Tokyo va donc s’impliquer physiquement auprès de son allié, et non plus se contenter d’apporter sa contribution financière aux efforts de guerre de Washington. Cette contribution s’ajoutera aux 5 milliards de dollars promis d’ici 2007 par le Japon pour reconstruire l’Irak. Mais elle va s’avérer lourde de danger tant sur le plan militaire que politique. En effet, si les troupes japonaises ne participeront pas à des missions combattantes, elles seront en revanche combattues, au même titre que les autres membres de la coalition, et on imagine l’effet que pourront produire certaines images diffusées par les télévisions japonaises sur une opinion publique récalcitrante. Déjà, la cote de popularité du Premier ministre est en baisse. La presse de l’archipel semble très embarrassée par ce revirement historique qui, selon elle, manifeste une obligation de soumission à l’égard de l’allié américain.

L’engagement financier japonais sera à nouveau requis ce week-end, lorsque l’émissaire du président américain pour la dette irakienne ira plaider un allègement auprès de Tokyo. Après l’Europe, James Baker poursuit sa mission en Asie et attend du Japon qu’il fasse un geste pour réduire la dette publique de Bagdad. Tokyo abordera le problème (4,1 milliards de dollars) de manière «constructive», a indiqué la ministre japonaise des Affaires étrangères, Yoriko Kawaguchi.

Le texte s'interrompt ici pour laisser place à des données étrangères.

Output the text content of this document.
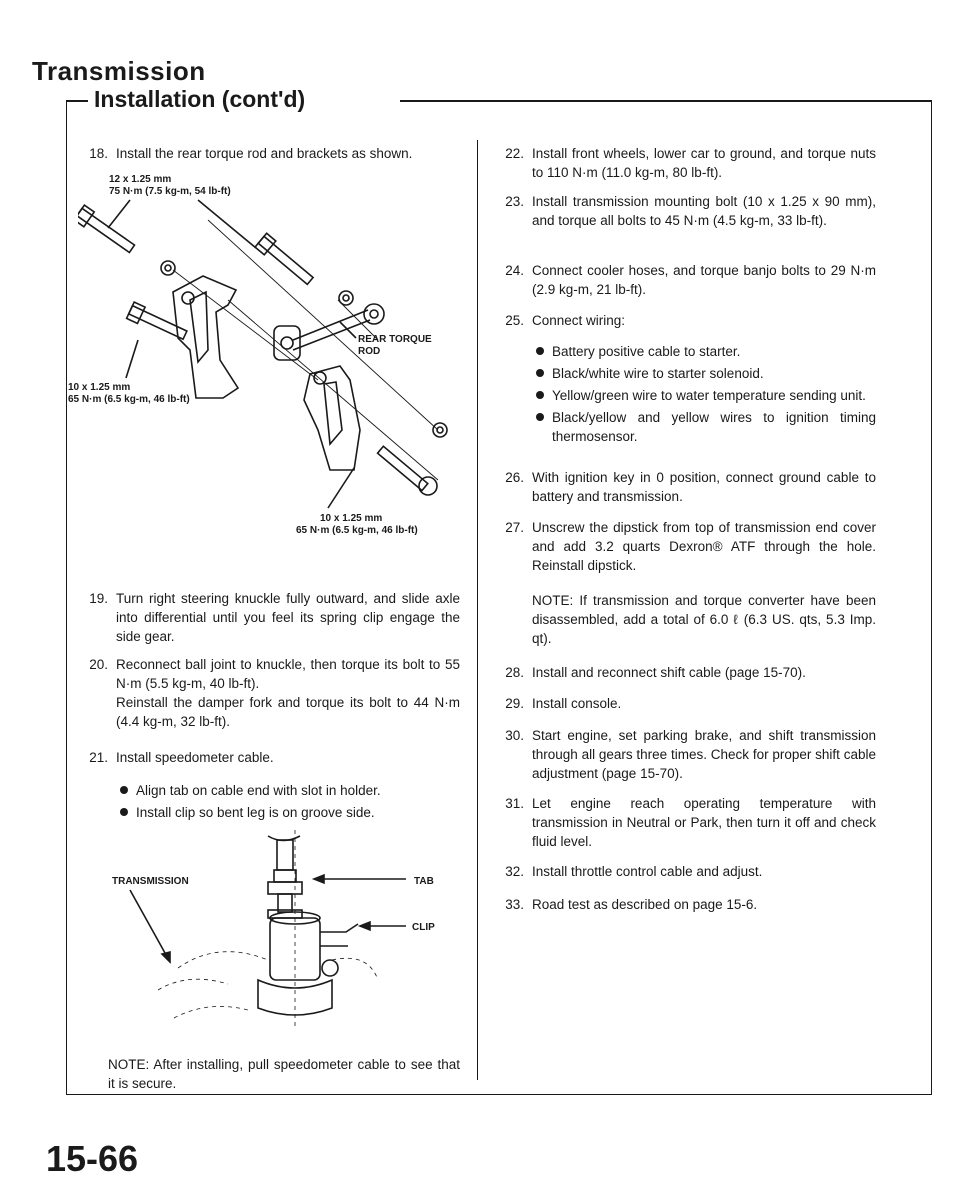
Transmission
Installation (cont'd)
18. Install the rear torque rod and brackets as shown.
12 x 1.25 mm
75 N·m (7.5 kg-m, 54 lb-ft)
REAR TORQUE
ROD
10 x 1.25 mm
65 N·m (6.5 kg-m, 46 lb-ft)
10 x 1.25 mm
65 N·m (6.5 kg-m, 46 lb-ft)
19. Turn right steering knuckle fully outward, and slide axle into differential until you feel its spring clip engage the side gear.
20. Reconnect ball joint to knuckle, then torque its bolt to 55 N·m (5.5 kg-m, 40 lb-ft).
Reinstall the damper fork and torque its bolt to 44 N·m (4.4 kg-m, 32 lb-ft).
21. Install speedometer cable.
Align tab on cable end with slot in holder.
Install clip so bent leg is on groove side.
TRANSMISSION	TAB
CLIP
NOTE: After installing, pull speedometer cable to see that it is secure.
22. Install front wheels, lower car to ground, and torque nuts to 110 N·m (11.0 kg-m, 80 lb-ft).
23. Install transmission mounting bolt (10 x 1.25 x 90 mm), and torque all bolts to 45 N·m (4.5 kg-m, 33 lb-ft).
24. Connect cooler hoses, and torque banjo bolts to 29 N·m (2.9 kg-m, 21 lb-ft).
25. Connect wiring:
Battery positive cable to starter.
Black/white wire to starter solenoid.
Yellow/green wire to water temperature sending unit.
Black/yellow and yellow wires to ignition timing thermosensor.
26. With ignition key in 0 position, connect ground cable to battery and transmission.
27. Unscrew the dipstick from top of transmission end cover and add 3.2 quarts Dexron® ATF through the hole. Reinstall dipstick.
NOTE: If transmission and torque converter have been disassembled, add a total of 6.0 ℓ (6.3 US. qts, 5.3 Imp. qt).
28. Install and reconnect shift cable (page 15-70).
29. Install console.
30. Start engine, set parking brake, and shift transmission through all gears three times. Check for proper shift cable adjustment (page 15-70).
31. Let engine reach operating temperature with transmission in Neutral or Park, then turn it off and check fluid level.
32. Install throttle control cable and adjust.
33. Road test as described on page 15-6.
15-66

Il n’est pas invraisemblable d’imaginer que Tokyo recevra la rétribution de sa fidélité sous forme d’une place privilégiée pour ses entreprises dans le partage du marché de la reconstruction de l’Irak. D’ores et déjà un consortium dirigé par Mitsubishi Corporation serait en position de force pour exploiter d’importants champs gaziers de l’ouest irakien. Mais ces nouvelles orientations japonaises s’inscriraient également dans un projet plus vaste de normalisation d’un Japon débarrassé de ses complexes d’anciens vaincus, dispensé de justification pacifiste, et préparant une révision constitutionnelle (en 2005) l’autorisant à la création d’une véritable armée visant à remplacer les actuelles «Forces d’autodéfense». Ce projet serait déjà en cours d’élaboration. Le Premier ministre a demandé à son collègue de la Défense de reconsidérer «le système de défense du Japon dans son ensemble avec en vue l’entrée dans une ère nouvelle».